In the Bible story of beginnings, Adam and Eve were naked, but knew no shame. After they ate the forbidden fruit they covered their nakedness with fig leaves.In the culture of the Bible nakedness is shameful, so a proper understanding of the story is that disobedience to God brought shame, not guilt. And when the Bible talks of being robed with Christ’s righteousness it represents the removal of shame, not guilt.
So back to our now saved prostitute. Now he has been saved the fruits of her salvation will be seen in her obedience to God - read, keeping the commandments. But there is still that matter of shame that has not been dealt with. He still needs to cover his ‘nakedness’, and so she pulls on the cover of her law keeping, just like the Pharisee in this story from Luke 18:10-14:
10 “Two men went to the Temple to pray.
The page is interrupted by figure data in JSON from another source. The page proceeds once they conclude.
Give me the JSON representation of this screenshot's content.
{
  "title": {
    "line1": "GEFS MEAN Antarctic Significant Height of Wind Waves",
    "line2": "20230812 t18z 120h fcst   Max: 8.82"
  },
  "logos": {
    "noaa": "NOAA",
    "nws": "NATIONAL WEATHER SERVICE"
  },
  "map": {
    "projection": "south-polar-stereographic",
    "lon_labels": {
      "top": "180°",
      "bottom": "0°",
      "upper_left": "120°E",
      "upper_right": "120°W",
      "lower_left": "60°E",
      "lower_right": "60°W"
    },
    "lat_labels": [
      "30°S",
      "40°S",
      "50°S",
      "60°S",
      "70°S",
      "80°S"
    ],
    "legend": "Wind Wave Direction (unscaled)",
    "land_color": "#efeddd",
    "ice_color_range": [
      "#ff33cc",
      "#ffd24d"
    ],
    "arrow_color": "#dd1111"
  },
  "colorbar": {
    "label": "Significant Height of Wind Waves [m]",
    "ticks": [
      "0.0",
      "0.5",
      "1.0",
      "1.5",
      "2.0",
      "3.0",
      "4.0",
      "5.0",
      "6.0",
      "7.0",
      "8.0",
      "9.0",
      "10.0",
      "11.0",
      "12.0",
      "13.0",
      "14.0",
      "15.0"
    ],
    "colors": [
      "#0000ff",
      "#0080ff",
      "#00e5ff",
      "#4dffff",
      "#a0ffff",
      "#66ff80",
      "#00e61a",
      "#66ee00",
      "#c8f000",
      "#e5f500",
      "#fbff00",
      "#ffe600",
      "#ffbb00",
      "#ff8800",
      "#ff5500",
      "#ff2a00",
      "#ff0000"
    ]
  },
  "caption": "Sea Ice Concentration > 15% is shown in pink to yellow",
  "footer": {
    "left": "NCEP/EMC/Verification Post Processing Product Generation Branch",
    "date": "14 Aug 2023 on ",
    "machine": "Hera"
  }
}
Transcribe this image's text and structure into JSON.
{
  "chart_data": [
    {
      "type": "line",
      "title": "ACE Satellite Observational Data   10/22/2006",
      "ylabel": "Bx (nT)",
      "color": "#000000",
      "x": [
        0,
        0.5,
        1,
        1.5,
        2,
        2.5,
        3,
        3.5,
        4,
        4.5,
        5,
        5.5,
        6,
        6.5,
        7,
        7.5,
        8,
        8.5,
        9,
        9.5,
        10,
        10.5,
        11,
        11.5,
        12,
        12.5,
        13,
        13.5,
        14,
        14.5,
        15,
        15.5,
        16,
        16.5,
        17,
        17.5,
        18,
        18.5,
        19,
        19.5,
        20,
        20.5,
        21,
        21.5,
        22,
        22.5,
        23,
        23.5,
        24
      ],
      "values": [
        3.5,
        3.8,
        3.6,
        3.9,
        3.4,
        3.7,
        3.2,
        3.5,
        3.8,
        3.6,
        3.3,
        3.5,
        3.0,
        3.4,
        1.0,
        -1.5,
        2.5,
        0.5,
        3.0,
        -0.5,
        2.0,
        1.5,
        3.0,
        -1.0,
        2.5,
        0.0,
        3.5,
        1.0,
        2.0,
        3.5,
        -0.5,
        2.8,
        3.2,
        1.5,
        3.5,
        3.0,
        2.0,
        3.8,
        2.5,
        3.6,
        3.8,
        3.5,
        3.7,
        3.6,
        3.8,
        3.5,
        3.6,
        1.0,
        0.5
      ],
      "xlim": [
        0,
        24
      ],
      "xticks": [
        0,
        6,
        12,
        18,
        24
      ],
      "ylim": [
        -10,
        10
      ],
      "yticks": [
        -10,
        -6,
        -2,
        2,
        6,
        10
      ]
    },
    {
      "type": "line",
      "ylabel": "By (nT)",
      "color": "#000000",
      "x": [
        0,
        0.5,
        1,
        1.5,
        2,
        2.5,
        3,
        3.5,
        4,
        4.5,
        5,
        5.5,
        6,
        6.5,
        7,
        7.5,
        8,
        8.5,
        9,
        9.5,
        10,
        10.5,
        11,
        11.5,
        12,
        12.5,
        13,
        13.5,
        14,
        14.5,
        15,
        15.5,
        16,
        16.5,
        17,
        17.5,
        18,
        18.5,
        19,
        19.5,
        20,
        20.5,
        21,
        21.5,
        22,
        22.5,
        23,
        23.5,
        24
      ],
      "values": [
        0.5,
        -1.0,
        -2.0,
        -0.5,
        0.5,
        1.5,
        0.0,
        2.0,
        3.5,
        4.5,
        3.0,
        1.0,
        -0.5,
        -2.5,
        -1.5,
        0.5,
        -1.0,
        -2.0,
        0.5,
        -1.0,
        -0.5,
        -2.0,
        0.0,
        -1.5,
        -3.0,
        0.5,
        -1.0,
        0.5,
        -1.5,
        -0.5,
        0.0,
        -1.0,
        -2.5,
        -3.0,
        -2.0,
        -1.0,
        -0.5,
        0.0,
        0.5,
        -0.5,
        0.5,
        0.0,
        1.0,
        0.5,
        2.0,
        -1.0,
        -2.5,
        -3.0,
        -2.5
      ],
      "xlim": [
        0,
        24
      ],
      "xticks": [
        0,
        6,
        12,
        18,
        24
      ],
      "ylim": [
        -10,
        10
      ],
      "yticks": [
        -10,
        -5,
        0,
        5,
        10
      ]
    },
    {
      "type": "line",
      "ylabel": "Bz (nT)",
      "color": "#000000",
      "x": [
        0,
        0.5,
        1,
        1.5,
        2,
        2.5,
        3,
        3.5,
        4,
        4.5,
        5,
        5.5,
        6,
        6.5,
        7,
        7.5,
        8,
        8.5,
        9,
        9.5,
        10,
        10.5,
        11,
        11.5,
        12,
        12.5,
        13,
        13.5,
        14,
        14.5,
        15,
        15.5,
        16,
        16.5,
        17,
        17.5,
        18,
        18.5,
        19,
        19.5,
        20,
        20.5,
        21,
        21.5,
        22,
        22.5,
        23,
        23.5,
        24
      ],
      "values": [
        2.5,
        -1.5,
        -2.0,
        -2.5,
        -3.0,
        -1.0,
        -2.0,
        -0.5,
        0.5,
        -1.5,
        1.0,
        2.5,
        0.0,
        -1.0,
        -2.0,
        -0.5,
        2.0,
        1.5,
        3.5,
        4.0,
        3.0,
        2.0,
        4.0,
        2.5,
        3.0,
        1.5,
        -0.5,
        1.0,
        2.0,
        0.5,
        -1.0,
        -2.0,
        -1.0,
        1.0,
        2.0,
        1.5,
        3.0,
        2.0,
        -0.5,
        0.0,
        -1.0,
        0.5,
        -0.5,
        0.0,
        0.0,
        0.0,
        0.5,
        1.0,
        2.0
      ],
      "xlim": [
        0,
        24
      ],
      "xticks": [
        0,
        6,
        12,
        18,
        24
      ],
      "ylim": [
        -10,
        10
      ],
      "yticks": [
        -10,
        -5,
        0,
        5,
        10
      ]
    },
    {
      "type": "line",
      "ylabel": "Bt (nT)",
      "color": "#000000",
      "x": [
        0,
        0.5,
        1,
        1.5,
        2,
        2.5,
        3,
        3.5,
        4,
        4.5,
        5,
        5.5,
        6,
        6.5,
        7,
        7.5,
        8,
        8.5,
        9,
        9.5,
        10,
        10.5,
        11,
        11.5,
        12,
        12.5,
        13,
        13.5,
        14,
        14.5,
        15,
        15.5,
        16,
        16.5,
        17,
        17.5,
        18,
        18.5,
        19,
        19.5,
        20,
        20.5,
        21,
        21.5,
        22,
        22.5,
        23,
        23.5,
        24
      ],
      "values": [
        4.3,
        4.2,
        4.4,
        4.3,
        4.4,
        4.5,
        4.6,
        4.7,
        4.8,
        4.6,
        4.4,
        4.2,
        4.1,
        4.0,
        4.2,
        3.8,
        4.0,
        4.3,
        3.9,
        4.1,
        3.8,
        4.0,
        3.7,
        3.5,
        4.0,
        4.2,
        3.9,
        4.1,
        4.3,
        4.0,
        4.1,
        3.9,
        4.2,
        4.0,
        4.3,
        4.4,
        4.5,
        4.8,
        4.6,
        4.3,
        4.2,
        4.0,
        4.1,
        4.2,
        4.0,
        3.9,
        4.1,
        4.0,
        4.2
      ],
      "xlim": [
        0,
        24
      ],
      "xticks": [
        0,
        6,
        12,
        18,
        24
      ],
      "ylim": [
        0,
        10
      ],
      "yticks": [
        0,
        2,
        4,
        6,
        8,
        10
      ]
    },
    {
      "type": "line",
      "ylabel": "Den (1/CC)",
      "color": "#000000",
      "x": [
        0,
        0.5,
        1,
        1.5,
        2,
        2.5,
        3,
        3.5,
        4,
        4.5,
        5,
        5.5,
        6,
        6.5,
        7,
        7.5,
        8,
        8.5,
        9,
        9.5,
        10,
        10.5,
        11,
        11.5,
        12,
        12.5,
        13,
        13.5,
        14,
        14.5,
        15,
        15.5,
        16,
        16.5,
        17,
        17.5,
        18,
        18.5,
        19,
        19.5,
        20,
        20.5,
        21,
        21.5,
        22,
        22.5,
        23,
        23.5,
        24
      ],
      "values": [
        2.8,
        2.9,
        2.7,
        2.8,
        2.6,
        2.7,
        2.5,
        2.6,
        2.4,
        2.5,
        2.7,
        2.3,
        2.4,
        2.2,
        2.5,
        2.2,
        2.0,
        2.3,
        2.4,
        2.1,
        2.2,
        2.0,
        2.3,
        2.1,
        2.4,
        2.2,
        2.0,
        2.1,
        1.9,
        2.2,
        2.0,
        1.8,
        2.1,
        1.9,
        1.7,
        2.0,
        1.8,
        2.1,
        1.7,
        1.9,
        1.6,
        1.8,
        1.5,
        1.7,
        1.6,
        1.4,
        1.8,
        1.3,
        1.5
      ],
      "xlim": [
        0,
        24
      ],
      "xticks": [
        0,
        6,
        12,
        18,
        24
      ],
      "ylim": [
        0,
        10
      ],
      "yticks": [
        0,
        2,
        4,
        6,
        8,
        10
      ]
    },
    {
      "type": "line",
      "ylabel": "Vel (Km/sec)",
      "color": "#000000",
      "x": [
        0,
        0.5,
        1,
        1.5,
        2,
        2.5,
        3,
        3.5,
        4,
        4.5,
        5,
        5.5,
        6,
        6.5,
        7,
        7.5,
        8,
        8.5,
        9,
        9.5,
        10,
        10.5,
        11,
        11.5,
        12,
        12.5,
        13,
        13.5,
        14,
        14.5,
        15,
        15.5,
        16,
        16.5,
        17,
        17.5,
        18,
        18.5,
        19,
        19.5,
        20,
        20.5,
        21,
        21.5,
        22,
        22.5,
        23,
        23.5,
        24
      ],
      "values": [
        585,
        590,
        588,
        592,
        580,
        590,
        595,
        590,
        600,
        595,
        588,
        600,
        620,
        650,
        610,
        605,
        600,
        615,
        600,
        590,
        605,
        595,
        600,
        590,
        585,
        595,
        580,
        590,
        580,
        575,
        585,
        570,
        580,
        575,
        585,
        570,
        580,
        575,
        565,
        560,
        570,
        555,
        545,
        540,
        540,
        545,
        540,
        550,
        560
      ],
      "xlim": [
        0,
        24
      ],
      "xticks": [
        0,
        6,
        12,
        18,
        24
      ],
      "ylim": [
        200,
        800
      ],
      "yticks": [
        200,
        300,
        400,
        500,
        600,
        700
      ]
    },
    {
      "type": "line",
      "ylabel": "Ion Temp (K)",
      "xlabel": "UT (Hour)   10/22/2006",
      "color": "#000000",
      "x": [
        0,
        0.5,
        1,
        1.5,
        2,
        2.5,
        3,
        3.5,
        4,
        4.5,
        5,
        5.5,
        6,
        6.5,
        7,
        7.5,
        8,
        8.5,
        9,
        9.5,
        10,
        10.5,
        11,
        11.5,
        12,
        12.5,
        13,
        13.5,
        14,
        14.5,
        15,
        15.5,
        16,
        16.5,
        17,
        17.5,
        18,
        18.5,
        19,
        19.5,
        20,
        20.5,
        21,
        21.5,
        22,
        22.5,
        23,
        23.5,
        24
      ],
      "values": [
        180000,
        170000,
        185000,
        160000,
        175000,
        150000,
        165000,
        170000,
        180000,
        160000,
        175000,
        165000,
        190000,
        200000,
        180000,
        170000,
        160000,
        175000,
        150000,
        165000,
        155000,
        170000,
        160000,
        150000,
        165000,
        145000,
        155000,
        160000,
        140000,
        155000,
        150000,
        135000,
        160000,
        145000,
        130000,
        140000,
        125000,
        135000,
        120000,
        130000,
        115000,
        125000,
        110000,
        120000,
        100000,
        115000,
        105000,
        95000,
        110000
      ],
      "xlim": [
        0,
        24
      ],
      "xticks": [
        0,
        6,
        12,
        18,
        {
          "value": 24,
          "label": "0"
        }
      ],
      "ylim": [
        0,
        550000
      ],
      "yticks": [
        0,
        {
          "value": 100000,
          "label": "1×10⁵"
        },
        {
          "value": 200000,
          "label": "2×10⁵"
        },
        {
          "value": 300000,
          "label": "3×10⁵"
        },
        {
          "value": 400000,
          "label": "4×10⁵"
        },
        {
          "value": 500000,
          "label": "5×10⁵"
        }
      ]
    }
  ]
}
One was a Pharisee, and the other was a despised tax collector. 11 The Pharisee stood by himself and prayed this prayer: ‘I thank you, God, that I am not like other people—cheaters, sinners, adulterers. I’m certainly not like that tax collector! 12 I fast twice a week, and I give you a tenth of my income.’
13 “But the tax collector stood at a distance and dared not even lift his eyes to heaven as he prayed. Instead, he beat his chest in sorrow, saying, ‘O God, be merciful to me, for I am a sinner.’ 14 I tell you, this sinner, not the Pharisee, returned home justified before God. For those who exalt themselves will be humbled, and those who humble themselves will be exalted.”
This story comes from a culture where honour was everything, and those who did not live up to the expectations of the good, respectable people, were shamed, just like the prostitutes in the Nun’s story. The Pharisee, like many of us today, tried to cover his shame by pointing to his good deeds and comparing himself to that low-life over there. The tax collector, on the other hand, was without honour, burdened down with the anguish of his shame. He knew that so far as the good people like the Pharisee was concerned he was nothing more than dog manure, something you just did not want to get on the bottom of your sandal. It was from this place of shame that he cried out to God. And he was the one justified before God, not because he recognised his guilt, but because he recognised his nakedness, his shame.
The trouble with the Law is we can never keep it. So if being good enough, if being acceptable in the company of ‘good’ people, and, more importantly, God, requires us to keep the Law we will continually fail. So, if we are already trash, then every failure can only help reinforce our shame. So eventually we may just give up.
Or perhaps our failure will only motivate us to try harder, or to let others know how ‘good’ we are by putting them down, by pointing out their sins. Which may explain why we struggle in our churches with legalism, judgemental behaviour, and declining congregations.
Jesus lived with shame. He was born out of wedlock and so born into shame. He mingled with the shamed. The Cross was an instrument of public shaming, and so He died a death of shame. In all His recorded words there is no judgement of the shamed, no pointing out of their sins, no shaming. Instead He mingled, He communed, He encouraged, and He touched the untouchables. For He came to remove their shame, to cover it with the pure robes of His Righteousness.
Perhaps all the Johnny Christians of the world - you and I - are guilty of prescribing without diagnosing, of Christian malpractice. For until we recognise that shame is more ingrained than guilt, that more than anything else shame defines who we are as people, we will continue to prescribe the wrong fix.